During the press conference, Schuckenbrock said that Dell’s new data centres would be primarily focused on hosting customers’ data centre infrastructures. Dell is committed to bringing in the appropriate staffing, and he said that while Dell’s ambitions are large, the company has experience in cloud computing. He pointed to the OEM’s Data Centre Solutions business as a proof point.
“You’ve seen some of the things we’ve done with our DCS business, and you can expect to see that kind of architecture with a highly scaled-out infrastructure,” he said. “I think we’ve proven our ability to do hyperscale data centres that support some of the largest cloud capabilities in the world.”
Dell’s new data centres will “largely be modular and oriented toward hosting cloud capabilities, whether it’s desktop as a service or private and public cloud capabilities”, Schuckenbrock said.
Along with the data and solutions centre build-outs and the vStart offering, Dell also announced a three-year partnership with Microsoft that is designed to help businesses get up and running with virtualisation and cloud technologies more quickly. It will be offering management solutions based on its Virtual Integrated System and Advanced Infrastructure Manager, and Microsoft’s System Centre. The virtualisation offerings will be based on Microsoft’s Hyper-V.

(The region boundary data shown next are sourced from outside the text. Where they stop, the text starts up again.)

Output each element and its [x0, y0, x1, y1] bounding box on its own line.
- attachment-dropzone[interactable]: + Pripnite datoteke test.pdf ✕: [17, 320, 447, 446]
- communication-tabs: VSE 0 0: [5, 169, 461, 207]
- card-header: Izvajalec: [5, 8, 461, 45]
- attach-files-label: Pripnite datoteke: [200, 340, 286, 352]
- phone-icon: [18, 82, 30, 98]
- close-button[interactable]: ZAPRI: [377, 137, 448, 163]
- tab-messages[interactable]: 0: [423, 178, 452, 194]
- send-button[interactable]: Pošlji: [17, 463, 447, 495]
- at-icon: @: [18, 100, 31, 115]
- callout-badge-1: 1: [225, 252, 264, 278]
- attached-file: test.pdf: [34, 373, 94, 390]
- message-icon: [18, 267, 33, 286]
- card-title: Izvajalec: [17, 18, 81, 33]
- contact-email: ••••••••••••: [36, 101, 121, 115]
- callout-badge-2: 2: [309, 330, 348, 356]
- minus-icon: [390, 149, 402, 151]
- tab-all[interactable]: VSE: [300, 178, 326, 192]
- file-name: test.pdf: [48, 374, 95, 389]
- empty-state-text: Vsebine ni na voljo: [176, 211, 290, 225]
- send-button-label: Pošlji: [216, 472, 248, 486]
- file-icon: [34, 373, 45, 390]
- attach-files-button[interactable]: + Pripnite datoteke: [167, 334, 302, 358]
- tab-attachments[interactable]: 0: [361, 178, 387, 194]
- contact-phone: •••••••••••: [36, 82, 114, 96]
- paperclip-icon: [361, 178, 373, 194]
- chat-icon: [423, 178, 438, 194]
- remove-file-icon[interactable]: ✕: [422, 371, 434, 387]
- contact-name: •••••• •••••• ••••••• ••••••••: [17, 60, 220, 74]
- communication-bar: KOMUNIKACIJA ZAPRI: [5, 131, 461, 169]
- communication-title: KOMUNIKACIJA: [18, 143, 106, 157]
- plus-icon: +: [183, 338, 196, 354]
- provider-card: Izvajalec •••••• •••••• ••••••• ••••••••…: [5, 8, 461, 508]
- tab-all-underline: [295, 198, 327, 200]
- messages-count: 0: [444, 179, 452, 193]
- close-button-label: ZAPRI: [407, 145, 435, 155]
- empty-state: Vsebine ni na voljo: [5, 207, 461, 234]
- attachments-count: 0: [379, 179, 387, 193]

Dell also showed off a new email and fire archive package, which includes a pre-configured reference architecture, ongoing maintenance and support, and storage products that offer high scalability and ease of use.
The OEM also is expanding its desktop virtualisation capabilities, offering a portfolio that includes pre-packaged services, and configured and tested hardware and software for fast deployment. On the virtualised desktop front, Dell is also looking to accelerate the time it takes for businesses to deploy systems and to support any computing endpoint anywhere.
“We do a lot of the pre-work for customers” in cloud and virtualised environments, Schuckenbrock said.